Another rally — a pro-police group — also descended on Beacon Hill, disrupting the Native American protest with chants demanding support for law enforcement.

"We must remove the seal of the state flag," Stefanie Salguero, who is Native American, told the rally. "We must ban all Native mascots. It is a mockery. It is a mockery of our strength and our bravery, and we cannot stand for it anymore."

Salguero said she attended Billerica High School, where the mascot name is the "Indians."

"How many Native students grow up taking on these mascots, wearing the mascot as an athlete, taking on the mascot in different forms?" she asked. "How many Native students do this, in complete ignorance because we are not educated about this? This is wrong."

Stefanie Salguero
Native American Stefanie Salguero addressed Thursday's rally at the State House
Craig LeMoult WGBH News

One of the bills, sponsored by Sen. Jason Lewis, would establish a commission to study the state motto and seal, which includes a Native American man holding a downward pointed arrow — an image prominently displayed on the state flag. The second bill would ban Native American team names, logos and mascots. The third would strengthen the Native American Graves Protection and Repatriation Act.

Another group protesting an extension of the eviction moratorium also marched outside Beacon Hill today.

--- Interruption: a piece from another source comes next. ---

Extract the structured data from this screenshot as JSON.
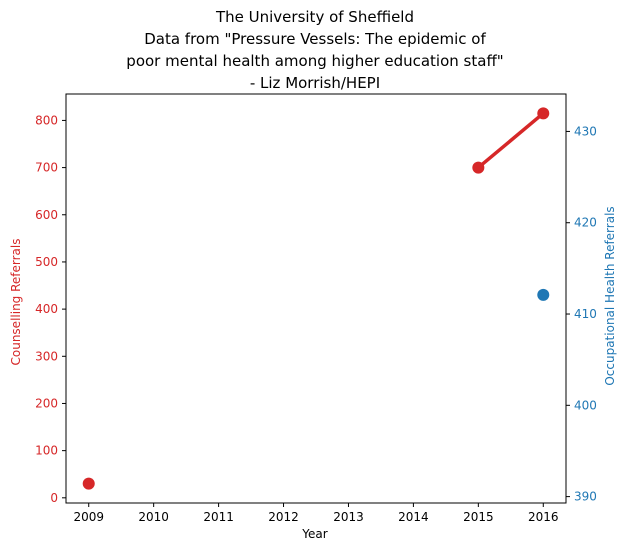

Gina Alkiewicz, who is Native American, also spoke, and put the focus on the governor. "We're here today to show up and tell [Gov.] Charlie Baker, no more," Alkiewicz said. "No more Christopher Columbus at the waterfront. No more false attempts at honoring Native Americans. My people are not your mascot."

Baker was asked about the protest later in the day.

"There's a conversation that's going on, you know, in states and municipalities and in some cases at the national level, about many symbols and historical emblems," Baker said. "And if people here in Massachusetts want to pursue discussions with respect to some of those, we'd be open to talking to them about it. Obviously, it's the sort of thing that would have to be done in conjunction with our colleagues in the legislature as well. But we'd be open to those conversations."

State Rep. Lindsey Sabadosa, who sponsored the commission legislaton in the House, spoke at Thursday's rally and said she took action because her constituents met with her to tell her how much it meant to them.

"That's power," Sabadosa said. "That's people showing up and pushing their power into this building."

As she spoke, Sabadosa was shouted down by pro-police protestors holding their own rally. They tried to drown out speakers by yelling the phrase, "back the blue."

"I don't know if I can be louder than people chanting," Sabadosa said, but she carried on. And so did the counter-protesting. One of the pro-police protestors made it up on the State House steps and wound up briefly tussling with some of the people protesting Native American imagery.

One of the event's organizers, Mahtowin Munro of the organization United American Indians Of New England, responded to the counter-protest.

"For 400 years, Indigenous voices have been silenced in this state," Munro said. "And the people over here who are trying to silence us right now need to move down the street, because this is really disrespectful."

Reporting from State House News Service was used in this article.